Leader

NST Leader: Reducing subsidies

Last year, the government forked out RM77.7 billion in subsidies, but Malaysians took it so much for granted that some may think it's a lifetime commitment, from the cradle to the grave.

The allocation was reported to be the largest in history and among the highest in Asia. The only way Malaysians can truly appreciate subsidy benefits is if it suddenly vanishes.

They'd feel it: bills from government medical facilities would shoot up, they would pay a pretty penny for their petrol (RON95 is subsidised at 2,500 per cent), amenities would eat into their meagre budget and some people might languish in abject poverty.

In 2010, the government initiated reforms through cuts in fuel and sugar subsidies to shore up government finances and improve economic efficiency. It was inadequate, it seems.

That was peanuts compared with how the government spends taxpayers' money to make our lives bearable, notwithstanding the inflationary economy tearing away at our daily lives.

To put it in perspective, Malaysia's annual subsidies pale in comparison to China's (US$1.4 trillion), the United States' (US$649 billion), Russia's (US$551 billion), the European Union's (US$289 billion) and India's (US$209 billion), figures reported in recent years. But these nations haemorrhage subsidies, for the most part, for grandiose considerations and not so much for their people's wellbeing.

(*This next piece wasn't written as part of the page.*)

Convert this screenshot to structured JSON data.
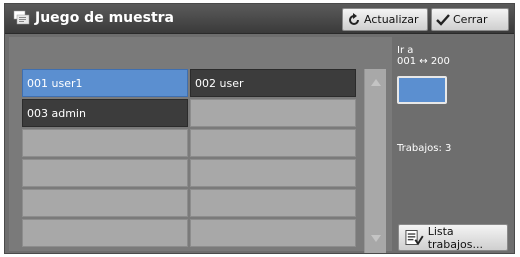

These massive subsidies are for their military or defence, the US especially, while China applies it as a bulwark to stamp its global economic supremacy.

Tiny Malaysia's annual subsidies are still over-bloated and in need of a trim, if not an overhaul. Perhaps not immediately, but gradually in the next few years, primed for contention in the next general election cycle.

Prime Minister Datuk Seri Anwar Ibrahim figured out this much as he laid out a plan to slash subsidies, the focus being on sums spread out to the rich, or in some parlance, the materialistic middle class.

Anwar first expressed this plan soon after assuming power last November and he is saying it again now, perhaps to prep Malaysians to accept a new mindset because the cuts will be unpopular but expedient.

In recent months, Anwar has stressed on reducing subsidies enjoyed by the rich, at the expense of Malaysians with lesser means. There's no getting around it: subsidy cuts will be so selective and targeted that the lower-income group will be spared the pinch.

The trick is in ensuring that whatever solution does not entail a financial predicament for the middle class. The perception is that the middle class is resilient enough to take a hit, but here's the trade-off: it may trigger a regressive chain reaction in the free market.

Once fully enforced, the people will notice it in a few years when there's considerably lower spending on luxury goods, gourmet dining, new vehicles and tourism. On the flip side, the government would have succeeded in its subsidy-reduction mission.